Tujuan konstruktivisme dalam pembelajaran tiada lain ialah adanya motivasi untuk siswa bahwa belajar adalah tanggung jawab siswa itu sendiri, mengembangkan kemampuan siswa untuk mengajukan pertanyaan, membantu siswa untuk mengembangkan pengertian dan pemahaman konsep secara lengkap, dan mengembangkan kemampuan siswa untuk menjadi pemikir yang mandiri.

PENDAHULUAN
Pendidikan adalah aspek universal yang selalu dan harus ada dalam kehidupan manusia.
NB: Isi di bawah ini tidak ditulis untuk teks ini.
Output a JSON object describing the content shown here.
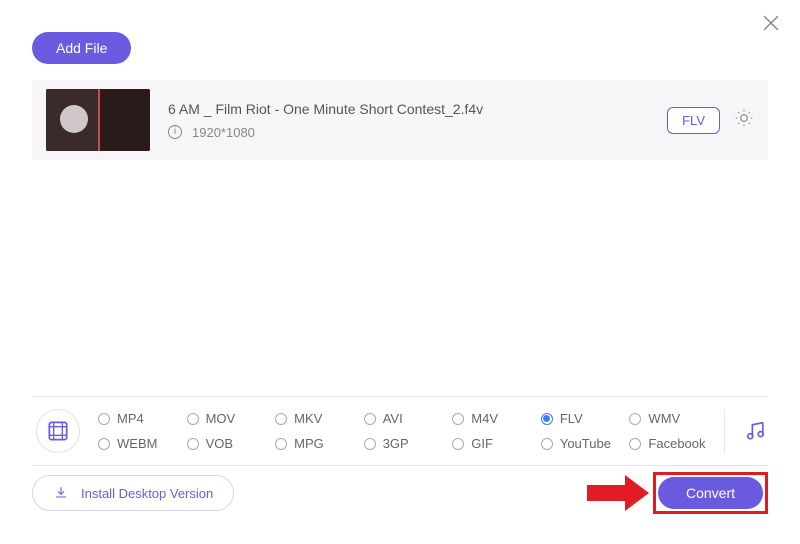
{
  "header": {
    "add_file_label": "Add File"
  },
  "file": {
    "name": "6 AM _ Film Riot - One Minute Short Contest_2.f4v",
    "resolution": "1920*1080",
    "output_format": "FLV"
  },
  "formats": {
    "options": [
      {
        "label": "MP4",
        "selected": false
      },
      {
        "label": "MOV",
        "selected": false
      },
      {
        "label": "MKV",
        "selected": false
      },
      {
        "label": "AVI",
        "selected": false
      },
      {
        "label": "M4V",
        "selected": false
      },
      {
        "label": "FLV",
        "selected": true
      },
      {
        "label": "WMV",
        "selected": false
      },
      {
        "label": "WEBM",
        "selected": false
      },
      {
        "label": "VOB",
        "selected": false
      },
      {
        "label": "MPG",
        "selected": false
      },
      {
        "label": "3GP",
        "selected": false
      },
      {
        "label": "GIF",
        "selected": false
      },
      {
        "label": "YouTube",
        "selected": false
      },
      {
        "label": "Facebook",
        "selected": false
      }
    ]
  },
  "footer": {
    "install_label": "Install Desktop Version",
    "convert_label": "Convert"
  }
}
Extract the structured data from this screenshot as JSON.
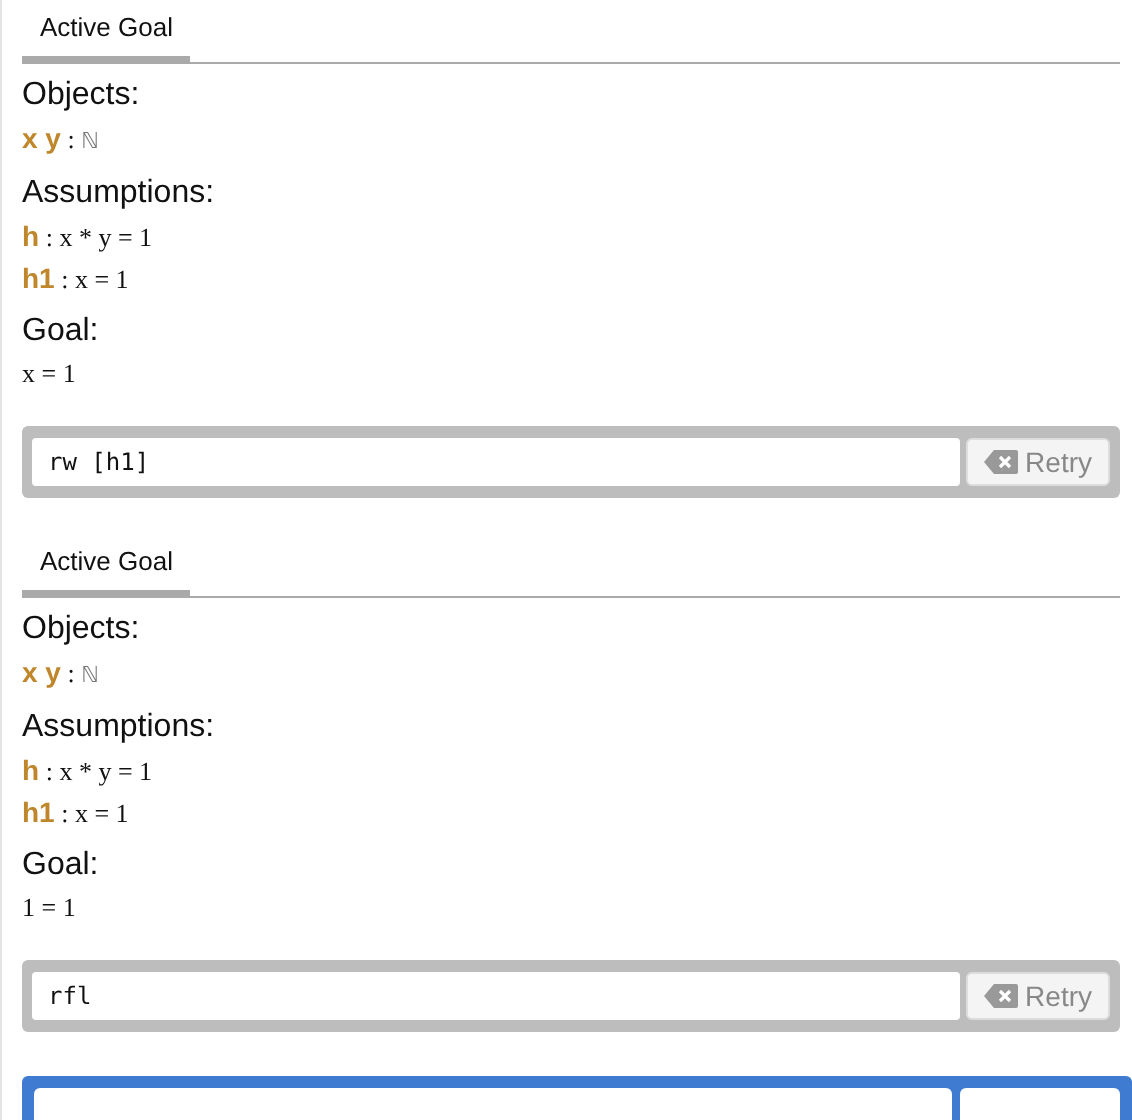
{
  "goals": [
    {
      "tabs": [
        {
          "label": "Active Goal",
          "selected": true
        }
      ],
      "objects_heading": "Objects:",
      "objects": [
        {
          "names": "x y",
          "separator": ":",
          "type": "ℕ"
        }
      ],
      "assumptions_heading": "Assumptions:",
      "assumptions": [
        {
          "name": "h",
          "separator": ":",
          "statement": "x * y = 1"
        },
        {
          "name": "h1",
          "separator": ":",
          "statement": "x = 1"
        }
      ],
      "goal_heading": "Goal:",
      "goal": "x = 1",
      "command": "rw [h1]",
      "retry_label": "Retry"
    },
    {
      "tabs": [
        {
          "label": "Active Goal",
          "selected": true
        }
      ],
      "objects_heading": "Objects:",
      "objects": [
        {
          "names": "x y",
          "separator": ":",
          "type": "ℕ"
        }
      ],
      "assumptions_heading": "Assumptions:",
      "assumptions": [
        {
          "name": "h",
          "separator": ":",
          "statement": "x * y = 1"
        },
        {
          "name": "h1",
          "separator": ":",
          "statement": "x = 1"
        }
      ],
      "goal_heading": "Goal:",
      "goal": "1 = 1",
      "command": "rfl",
      "retry_label": "Retry"
    }
  ]
}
Tanpa ada pendidikan, kehidupan manusia tentu akan mengarah kepada kehidupan statis, tanpa kemajuan, bahkan bisa jadi akan mengalami kemunduran dan kepunahan. Karena itu, menjadi fakta yang tidak terbantahkan bahwa pendidikan adalah sesuatu yang niscaya dalam kehidupan manusia.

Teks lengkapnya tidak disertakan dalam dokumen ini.